One time I encountered a group of skilled counters in a casino and I could tell they were using KO because of this problem.
 

21forme

Well-Known Member
Automatic Monkey said:
It depends on how far away from the center of the shoe you are. If you are playing a deeply-dealt 8D shoe, you will almost always be overbetting towards the end and underbetting at the beginning. In SD or DD it won't be so bad.
That's easy enough to overcome by adjusting the betting ramp based on number of decks played (without actually calcualating a TC). I've been playing with deck-adjusted KO numbers for several months, with excellent success. Yesterday, KO-Rob updated a small spreadsheet with everything you need to know and posted it on the board.
 

jee_pack

Well-Known Member
it can't be that bad right? I mean, if the sims come dead even, who care wha the variance is? Unless it affects your risk of ruin? What exactly do you guys mean by "variance"? Are you talking about the swings (ups and downs) in your bankroll?
 

supercoolmancool

Well-Known Member
jee_pack said:
it can't be that bad right? I mean, if the sims come dead even, who care wha the variance is? Unless it affects your risk of ruin? What exactly do you guys mean by "variance"? Are you talking about the swings (ups and downs) in your bankroll?
Someone using Hi Lo can use a smaller bankroll than someone who is using KO. I don't know whether the diffence is significant or not.
 

Brock Windsor

Well-Known Member
Back of Basic Strategy Card

21forme said:
Brock - If you don't mind, please scan the index side of your card and post it as an attachment. I'd be most interested to see it. Thanks.
For 8 Decks:
I attached the word doc I used to create it. Decks remaining are down the left side. The two rows of numbers along the bottom are using the BRH bet spread for full wong depending on whether playing 1 spot (top) or two spots (bottom).
The indicies are from TC 1-6, I wong out negative shoes. The idicies are not identical to Hi-Lo, but rather Hi-Opt 1. Though Hi-Lo index #s would likely be more accurate I only had Hi-Opt 1 at the time I made the card, and I prefer doubling 10v10 at TC 5 instead of sooner as I find it a bit more risk adverse.

BW
 

Attachments

Brock Windsor

Well-Known Member
Brh

zengrifter said:
It seems to me that you would still need IRC to be based on #starting decks -and- the indices to be recalibrated for the KO tags imbalance.

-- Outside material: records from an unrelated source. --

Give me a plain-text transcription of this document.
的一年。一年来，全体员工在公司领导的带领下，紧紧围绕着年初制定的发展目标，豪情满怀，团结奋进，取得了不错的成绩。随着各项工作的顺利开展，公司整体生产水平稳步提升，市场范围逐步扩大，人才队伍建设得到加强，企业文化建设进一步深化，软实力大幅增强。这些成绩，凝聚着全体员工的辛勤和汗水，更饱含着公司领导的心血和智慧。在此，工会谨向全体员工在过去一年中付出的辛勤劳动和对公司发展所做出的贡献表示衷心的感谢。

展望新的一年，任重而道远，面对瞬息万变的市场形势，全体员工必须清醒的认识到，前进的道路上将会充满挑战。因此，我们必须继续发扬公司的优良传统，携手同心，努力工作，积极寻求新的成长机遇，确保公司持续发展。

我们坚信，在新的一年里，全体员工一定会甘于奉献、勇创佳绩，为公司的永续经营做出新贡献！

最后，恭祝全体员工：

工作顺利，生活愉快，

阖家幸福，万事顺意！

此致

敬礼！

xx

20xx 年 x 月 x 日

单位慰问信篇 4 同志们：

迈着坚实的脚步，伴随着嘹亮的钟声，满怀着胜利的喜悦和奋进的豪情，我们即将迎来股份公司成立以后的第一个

Lets see the BRH wong ramp. zg
Yeah I've adjusted for an IRC of -4* decks and True Counted the tags. The BRH 8 deck wong ramp is attached. Keep in mind with the BRH spread -2 is about TC of 1 and 0 would be TC of 2, 2 a TC of 3, etc.
 

Attachments

schismist

Well-Known Member
Sim results in: damn.

So, I've been silent in this thread for some time now. The reason is that I've been preparing a sim of this system I proposed. I havent shelled out the dough for a simulator yet, so I wrote a program in R (the open source version of S-Plus statistical computing software). Plus, I had to do this to test this custom system. It turns out you were right. In fact, it does worse than KO.

Game 6D H17 DAS RSA LS, 80% pen

10 k shoe sim house advantage: -.57%

I know that many hands isn't much but my program is slow and this was really just a test.

KO Preferred, IRC=0, wong in at 12,14,16,18,20 wong out at -7,-2,3,8
spread 1-10 from RC 16 to 24

50 k shoe sim: +1.07%

My KO adjusted system, wong in at TC>=1.5, wong out at TC<-1
spread 1-10 from TC=2 to TC=5, same strat deviations with hi-lo indices

50 k shoe sim: +.90%

These were run with the same starting random number generator seed, so although not likely to be the true expecation with this many hands, should be comparable.

zengrifter said:
It seems to me that you would still need IRC to be based on #starting decks -and- the indices to be recalibrated for the KO tags imbalance.
As zengrifter suggested, I would guess the problem would be the ramp and the fact that the index plays aren't adjusted for the different tags. Probably, it this were corrected, it would outperform, but eh...

I guess I'll just go back to KO with decks-remaining adjusted ramping, and work on my act!